14/07/2021
O conceito clássico de superendividamento é de pessoa que compromete mais de 50% de sua renda com dívidas, ou seja, o indivíduo aloca mais de 50% do seu rendimento mensal em pagamento de créditos.
E para nos ajudar a se livrar deste beco sem saída uma lei que ajuda 30 milhões de superendividados é sancionada com vetos.
O presidente Jair Bolsonaro sancionou a lei do superendividamento, que inclui um capítulo sobre prevenção e tratamento das pessoas sufocadas pelas dívidas no Código de Defesa do Consumidor.
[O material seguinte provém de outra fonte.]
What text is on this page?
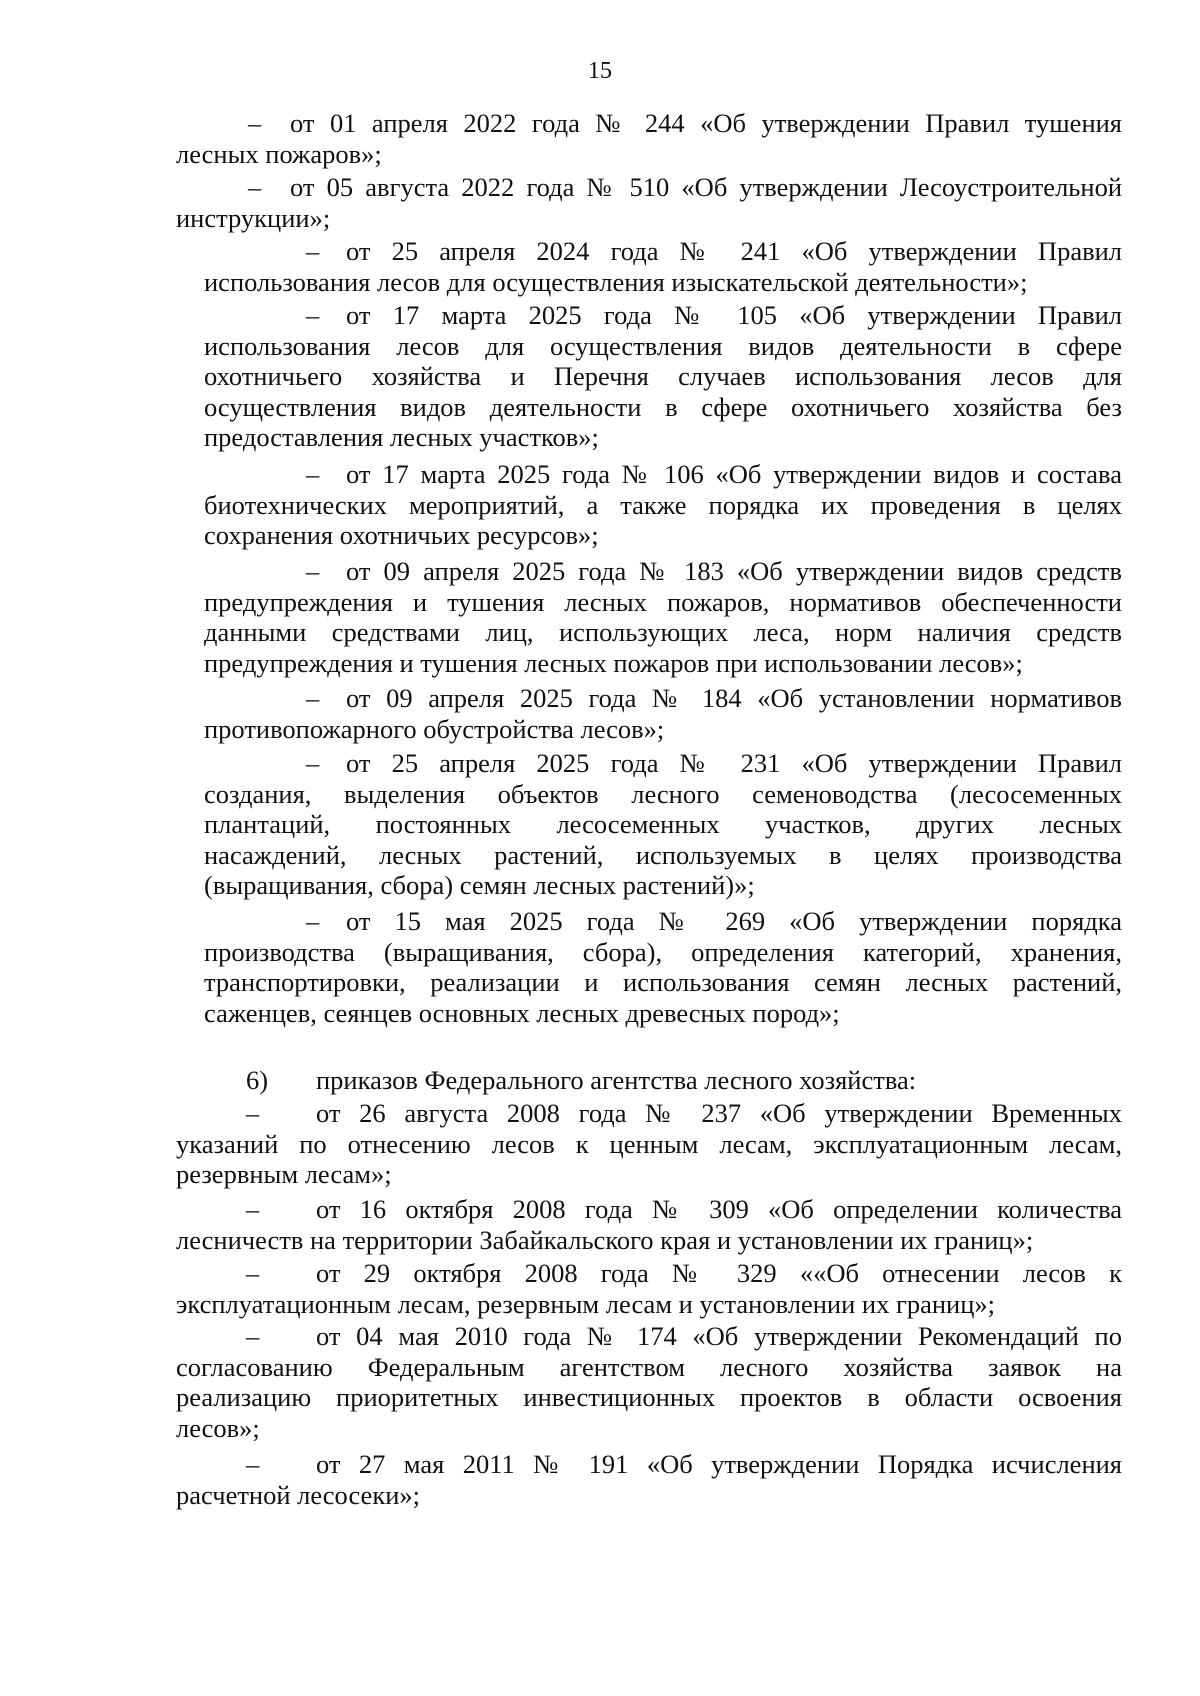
15
– от 01 апреля 2022 года № 244 «Об утверждении Правил тушения
лесных пожаров»;
– от 05 августа 2022 года № 510 «Об утверждении Лесоустроительной
инструкции»;
– от 25 апреля 2024 года № 241 «Об утверждении Правил
использования лесов для осуществления изыскательской деятельности»;
– от 17 марта 2025 года № 105 «Об утверждении Правил
использования лесов для осуществления видов деятельности в сфере
охотничьего хозяйства и Перечня случаев использования лесов для
осуществления видов деятельности в сфере охотничьего хозяйства без
предоставления лесных участков»;
– от 17 марта 2025 года № 106 «Об утверждении видов и состава
биотехнических мероприятий, а также порядка их проведения в целях
сохранения охотничьих ресурсов»;
– от 09 апреля 2025 года № 183 «Об утверждении видов средств
предупреждения и тушения лесных пожаров, нормативов обеспеченности
данными средствами лиц, использующих леса, норм наличия средств
предупреждения и тушения лесных пожаров при использовании лесов»;
– от 09 апреля 2025 года № 184 «Об установлении нормативов
противопожарного обустройства лесов»;
– от 25 апреля 2025 года № 231 «Об утверждении Правил
создания, выделения объектов лесного семеноводства (лесосеменных
плантаций, постоянных лесосеменных участков, других лесных
насаждений, лесных растений, используемых в целях производства
(выращивания, сбора) семян лесных растений)»;
– от 15 мая 2025 года № 269 «Об утверждении порядка
производства (выращивания, сбора), определения категорий, хранения,
транспортировки, реализации и использования семян лесных растений,
саженцев, сеянцев основных лесных древесных пород»;
6) приказов Федерального агентства лесного хозяйства:
– от 26 августа 2008 года № 237 «Об утверждении Временных
указаний по отнесению лесов к ценным лесам, эксплуатационным лесам,
резервным лесам»;
– от 16 октября 2008 года № 309 «Об определении количества
лесничеств на территории Забайкальского края и установлении их границ»;
– от 29 октября 2008 года № 329 ««Об отнесении лесов к
эксплуатационным лесам, резервным лесам и установлении их границ»;
– от 04 мая 2010 года № 174 «Об утверждении Рекомендаций по
согласованию Федеральным агентством лесного хозяйства заявок на
реализацию приоритетных инвестиционных проектов в области освоения
лесов»;
– от 27 мая 2011 № 191 «Об утверждении Порядка исчисления
расчетной лесосеки»;
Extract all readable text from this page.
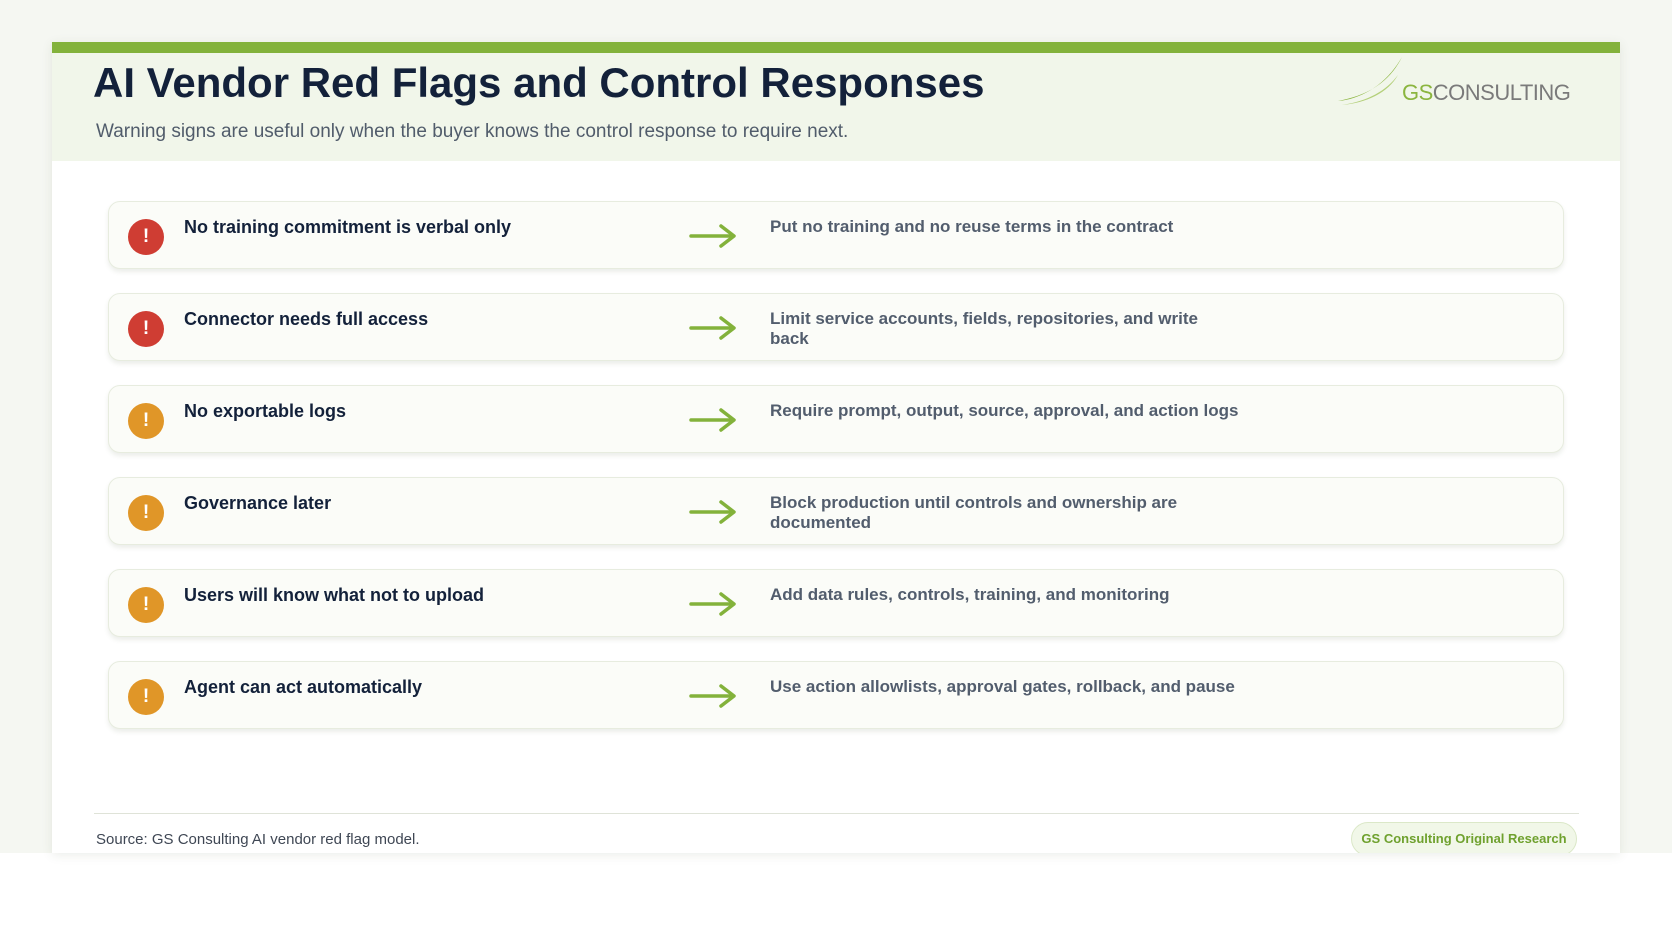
AI Vendor Red Flags and Control Responses
Warning signs are useful only when the buyer knows the control response to require next.
GSCONSULTING
!	No training commitment is verbal only	Put no training and no reuse terms in the contract
!	Connector needs full access	Limit service accounts, fields, repositories, and write back
!	No exportable logs	Require prompt, output, source, approval, and action logs
!	Governance later	Block production until controls and ownership are documented
!	Users will know what not to upload	Add data rules, controls, training, and monitoring
!	Agent can act automatically	Use action allowlists, approval gates, rollback, and pause
Source: GS Consulting AI vendor red flag model.	GS Consulting Original Research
O projeto de lei ficou mais de cinco anos empacado na Câmara dos Deputados e foi aprovado em junho no Senado, onde nasceu em 2012. O Brasil tem mais de 60 milhões de endividados e 30 milhões superendividados, aqueles que não conseguem pagar suas dívidas sem comprometer gastos para sobreviver, como os com alimentação e moradia.
Entre as novas regras, uma delas determina que os consumidores agora terão direito a uma espécie de recuperação judicial para renegociarem as dívidas com todos os credores ao mesmo tempo com a garantia de mínimo existencial para cobrir despesas básicas, assim como as empresas já têm. Além disso, agora as instituições financeiras não podem assediar ou pressionar consumidores para contratarem empréstimos.
E também
*O banco f**a proibido de ocultar os riscos de contratar crédito:
O banco está proibido, ainda, de ocultar ou dificultar a compreensão sobre os riscos da contratação de crédito ou da venda a prazo.
*A instituição financeira não pode dar empréstimo sem avaliar a sua situação *financeira:
A instituição financeira também não pode indicar que a operação de empréstimo pode ser concluída sem consulta a serviços de proteção ao crédito ou sem avaliação da situação financeira da pessoa.
*O banco é obrigado a informar o custo efetivo total do crédito:
O banco deve informar ao consumidor previamente e de forma adequada qual é o custo efetivo total (o valor de todos as taxas, incluindo juros), a taxa mensal efetiva de juros e os encargos por atraso.
*A instituição financeira f**a proibida de cobrar uma quantia no cartão de crédito que você estiver contestando:
A instituição financeira está proibida de cobrar a quantia que a pessoa estiver contestando em uma compra feita com cartão de crédito enquanto a controvérsia não tiver sido solucionada, desde que o consumidor tenha avisado a administradora do cartão até dez dias antes do vencimento da fatura. Também não pode manter o valor na fatura seguinte.
*O juiz pode repactuar suas dívidas com todos os credores juntos:
Essa é uma espécie de recuperação judicial para o consumidor. A pedido do superendividado, o juiz pode definir uma repactuação das dívidas com a presença de todos os credores.
*Você tem direito aos gastos mínimos existenciais:
Uma quantia mínima da renda do devedor não pode ser usada para pagar as dívidas, com a intenção de impedir que o consumidor tenha que contrair novos créditos para pagar despesas como água e luz ou dívidas antigas.
*Você tem direito a uma conciliação no Procon antes de ir à Justiça:
Antes de ir à Justiça pedindo um plano de pagamento por acordo com os credores, o consumidor tem acesso a uma fase de conciliação com os órgãos de defesa do consumidor, como os Procons.